Premio Racconti nella Rete 2010 “L’uomo della vostra vita” di Sara Spinardi

Categoria: Premio Racconti nella Rete 2010

Guardando fuori dalla finestra Lucia si arrotolò lentamente una ciocca di capelli intorno al dito; poi la srotolò; poi la arrotolò di nuovo. Molto lentamente. L’unghia del pollice destro era mangiata in profondità , fin quasi alla lunetta bianca. Le unghie delle altre dita erano invece lunghe, curate, dipinte di un brillante smalto rosso. Quando andava in giro Lucia copriva quell’unghia con un cerotto, diceva che si era fatta male, ma non appena poteva ci si attaccava famelica. Se ne vergognava come di un figlio riuscito male, ed era convinta fosse la sua unica debolezza.
Fuori dalla finestra si vedevano la piazza e la gente riunita davanti alla saracinesca abbassata del negozio.
All’improvviso il bambino sbucò dal vicolo a destra, sembrava più alto di quella volta che lo aveva visto di persona. Era successo al supermercato, lui era con la madre, una donna obesa che si guardava intorno con lo sguardo spaesato. Il bambino la tirava per la manica, lei lo seguiva docile, girando la testa di qua e di là, a scatti. Lucia non riusciva a distogliere lo sguardo, continuava a  pensare che quella donna fosse davvero troppo grassa per avere ancora un uomo.

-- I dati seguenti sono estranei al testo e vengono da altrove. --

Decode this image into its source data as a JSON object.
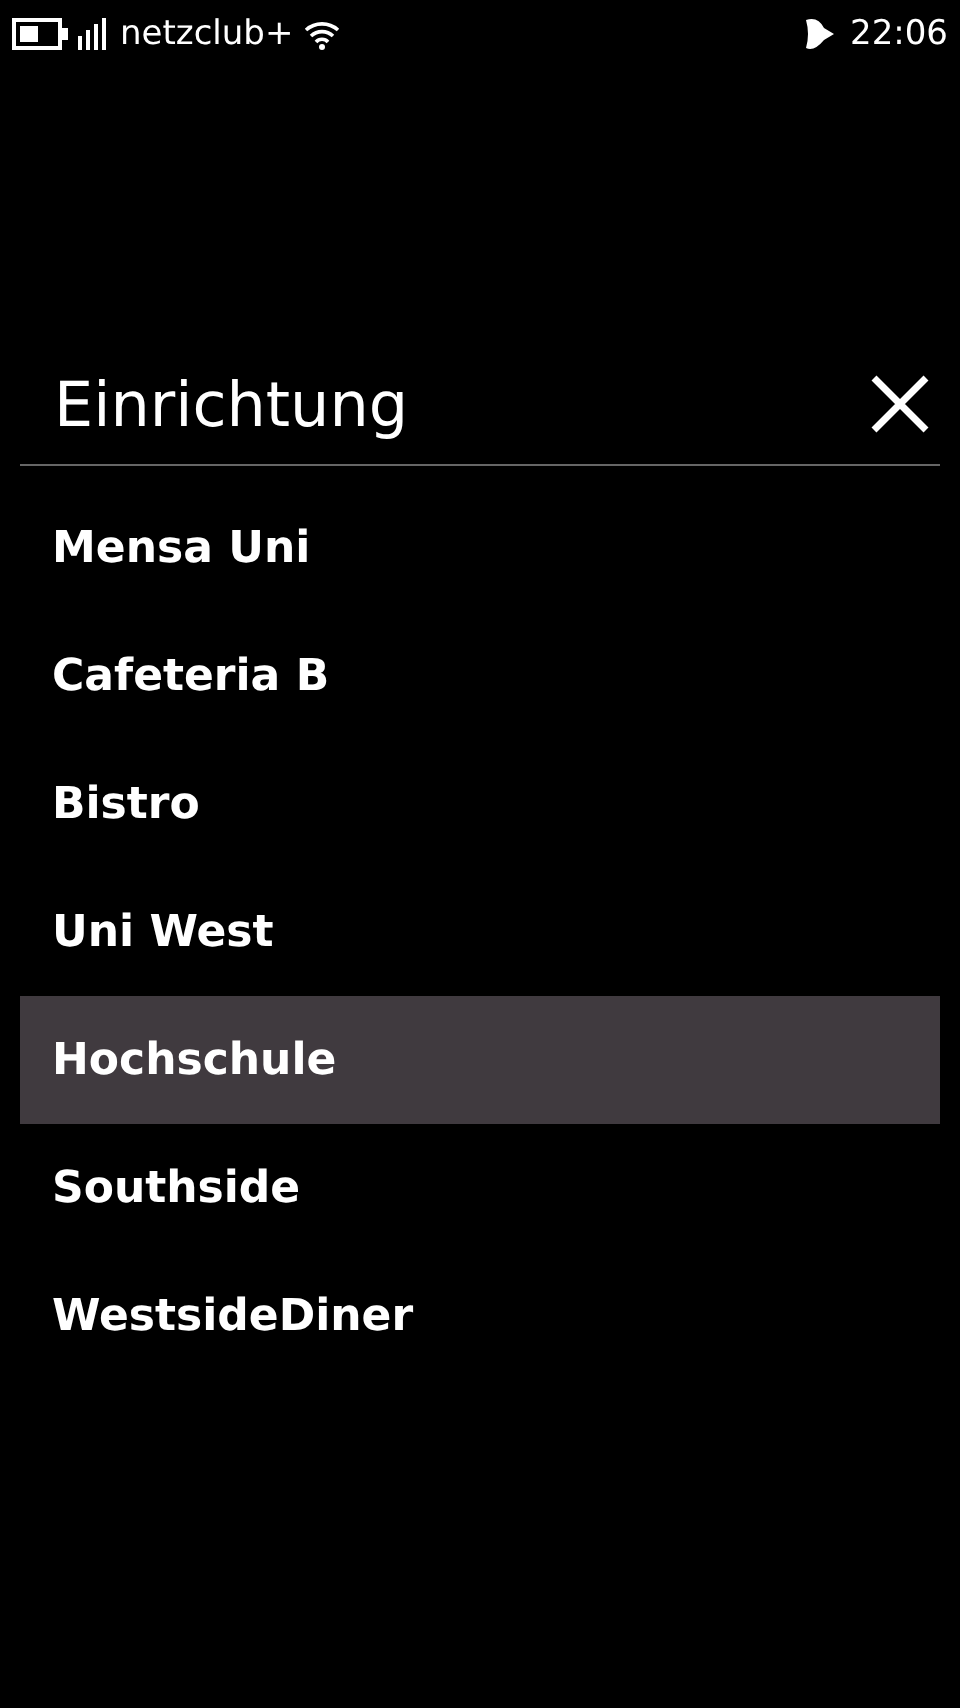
{
  "status_bar": {
    "carrier": "netzclub+",
    "time": "22:06"
  },
  "dialog": {
    "title": "Einrichtung",
    "items": [
      {
        "label": "Mensa Uni",
        "selected": false
      },
      {
        "label": "Cafeteria B",
        "selected": false
      },
      {
        "label": "Bistro",
        "selected": false
      },
      {
        "label": "Uni West",
        "selected": false
      },
      {
        "label": "Hochschule",
        "selected": true
      },
      {
        "label": "Southside",
        "selected": false
      },
      {
        "label": "WestsideDiner",
        "selected": false
      }
    ]
  }
}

Lucia aveva riconosciuto il bambino solo perché Mario le aveva fatto vedere una foto, qualche mese prima: il bambino sorrideva convinto al fotografo, aveva i capelli rossi  e lo stesso sguardo del padre.
Lucia si allontanò dalla finestra e prese a guardarsi nello specchio appeso al muro, prima le gambe lunghe e affusolate, il seno pieno e prosperoso, poi le natiche alte e sode. Non aveva un filo di grasso, e lo sapeva, d’altronde si guardava continuamente, e se solo avesse notato un difetto sarebbe intervenuta immediatamente. Da un anno non mangiava più  pane e pasta, e tutto ciò che contenesse carboidrati perché si era fissata che la facevano ingrassare. E quello che decideva di fare poi lo faceva, niente e nessuno glielo potevano impedire.

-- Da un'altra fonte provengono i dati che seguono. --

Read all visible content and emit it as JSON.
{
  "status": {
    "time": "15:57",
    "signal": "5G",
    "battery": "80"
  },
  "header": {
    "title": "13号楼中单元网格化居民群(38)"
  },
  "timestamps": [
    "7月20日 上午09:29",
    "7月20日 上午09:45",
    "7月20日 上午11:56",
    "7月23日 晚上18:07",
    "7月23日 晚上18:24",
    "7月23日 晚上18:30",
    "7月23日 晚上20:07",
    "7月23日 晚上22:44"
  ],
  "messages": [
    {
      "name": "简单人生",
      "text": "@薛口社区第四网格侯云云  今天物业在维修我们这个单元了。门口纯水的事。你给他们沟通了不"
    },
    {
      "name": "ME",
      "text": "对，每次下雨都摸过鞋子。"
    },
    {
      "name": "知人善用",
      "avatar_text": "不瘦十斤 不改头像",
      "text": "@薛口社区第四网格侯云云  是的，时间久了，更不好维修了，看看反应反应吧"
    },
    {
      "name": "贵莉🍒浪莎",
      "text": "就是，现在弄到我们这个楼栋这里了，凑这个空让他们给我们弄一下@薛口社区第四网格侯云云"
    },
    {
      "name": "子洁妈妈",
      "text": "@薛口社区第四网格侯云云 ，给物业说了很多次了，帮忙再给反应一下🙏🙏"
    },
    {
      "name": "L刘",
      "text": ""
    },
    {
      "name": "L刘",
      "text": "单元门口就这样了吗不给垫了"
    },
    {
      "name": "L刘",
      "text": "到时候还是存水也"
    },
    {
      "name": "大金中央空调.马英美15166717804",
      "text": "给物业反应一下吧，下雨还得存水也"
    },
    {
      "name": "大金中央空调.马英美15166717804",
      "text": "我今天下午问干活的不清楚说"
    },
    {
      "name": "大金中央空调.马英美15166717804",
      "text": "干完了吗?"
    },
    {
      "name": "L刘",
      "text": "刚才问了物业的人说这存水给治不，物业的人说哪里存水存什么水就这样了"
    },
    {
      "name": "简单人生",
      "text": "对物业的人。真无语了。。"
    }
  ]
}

Staccò gli occhi dallo specchio, battendosi soddisfatta   le dita sul ventre piatto e duro. Tornò a guardare fuori dalla finestra, ora il bambino si stava facendo largo attraverso la piccola folla radunata davanti al negozio, e stava urlando, Lucia lo sentiva confusamente attraverso la finestra leggermente aperta. Lo guardò arrancare in mezzo alle persone che cercavano di abbracciarlo, e correre via.
Tutto andava come avevano previsto lei e Mario. Ora contavano solo loro due. Quel bambino con i capelli rossi e quella donna obesa non sarebbero più esistiti.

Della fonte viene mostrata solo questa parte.